L’industria del Risparmio – 08 aprile 2013

Dopo un lungo braccio di ferro tra i falchi europei più intransigenti e le autorità di Nicosia, sono stati resi noti i dettagli adottati dal parlamento cipriota sui depositi bancari della Bank of Cyprus.

Le somme in giacenza al di sopra dei 100 mila euro subiranno un prelievo forzoso del 37,5%. Non solo. Il 22,5% dei depositi non maturerà interessi e il restante 40% pur maturando interessi non li renderà disponibili ai titolari del conto finchè l’istituto di credito non tornerà ad avere un bilancio positivo. Una sforbiciata pesante, sopportabile forse solo pensando che andrà a colpire soprattutto i cittadini esteri che avevano scelto le banche cipriote per il loro sistema fiscale meno oneroso. In ogni caso, il faticoso accordo è il frutto di una lunga negoziazione tra il Governo di Cipro, che ha deciso di restare nell’euro, e le autorità UE che hanno promesso 10 miliardi di euro per il salvataggio dell’isola.

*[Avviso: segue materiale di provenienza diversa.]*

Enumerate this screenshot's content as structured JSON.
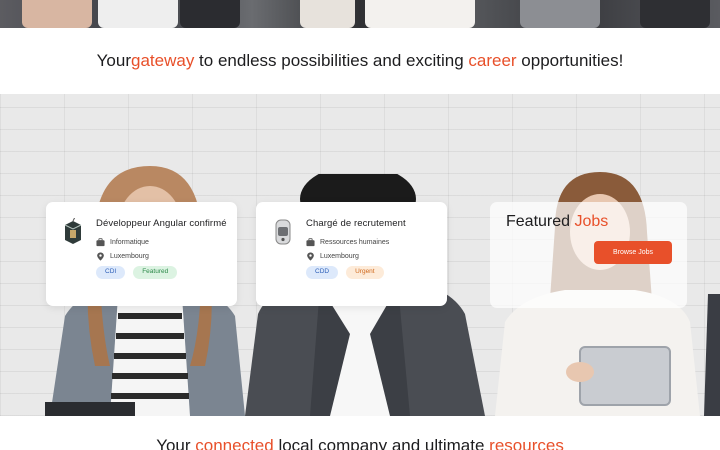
{
  "tagline": {
    "part1": "Your ",
    "accent1": "gateway",
    "part2": " to endless possibilities and exciting ",
    "accent2": "career",
    "part3": " opportunities!"
  },
  "jobs": [
    {
      "title": "Développeur Angular confirmé",
      "category": "Informatique",
      "location": "Luxembourg",
      "badges": [
        "CDI",
        "Featured"
      ]
    },
    {
      "title": "Chargé de recrutement",
      "category": "Ressources humaines",
      "location": "Luxembourg",
      "badges": [
        "CDD",
        "Urgent"
      ]
    }
  ],
  "featured": {
    "heading_part": "Featured ",
    "heading_accent": "Jobs",
    "button_label": "Browse Jobs"
  },
  "bottom": {
    "part1": "Your ",
    "accent1": "connected",
    "part2": " local company and ultimate ",
    "accent2": "resources"
  },
  "colors": {
    "accent": "#e8502a",
    "badge_blue": "#dde9fb",
    "badge_green": "#dcf3e2",
    "badge_orange": "#fdebd9"
  },
  "icons": {
    "category": "briefcase-icon",
    "location": "map-pin-icon"
  }
}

Secondo gli esperti, tuttavia, i problemi non sono affatto risolti. Pur assumendo che il sistema bancario sia stato messo in (parziale) sicurezza, cosa peraltro ancora tutta di dimostrare, ci sono almeno altri due punti critici sul tappeto: la bolla immobiliare e una sopravvalutazione di prezzi. La imponente bolla immobiliare, che per diversi osservatori ha assunto proporzioni superiori persino a quelle di Spagna e Irlanda, rischia di deflagrare. Se lo facesse ci sarebbero altri forti contraccolpi sul già fragile sistema bancario. I prezzi e i costi, invece, hanno registrato incrementi molto superiori a qualsiasi altro paese della zona UE compromettendo la competitività di Cipro.

Per queste ragioni, alcuni esperti finanziari ipotizzano una possibile prossima uscita dalla moneta unica con il ritorno alla sterlina cipriota. L’ipotesi, tutta da verificare da parte delle autorità di Nicosia, si basa sull’esperienza islandese rispetto alla quale Cipro avrebbe qualche vantaggio in più. A cominciare dai benefici derivanti dalla conseguente ipersvalutazione valutaria che consentirebbe immediatamente di rendere estremamente attrattiva l’isola per i turisti.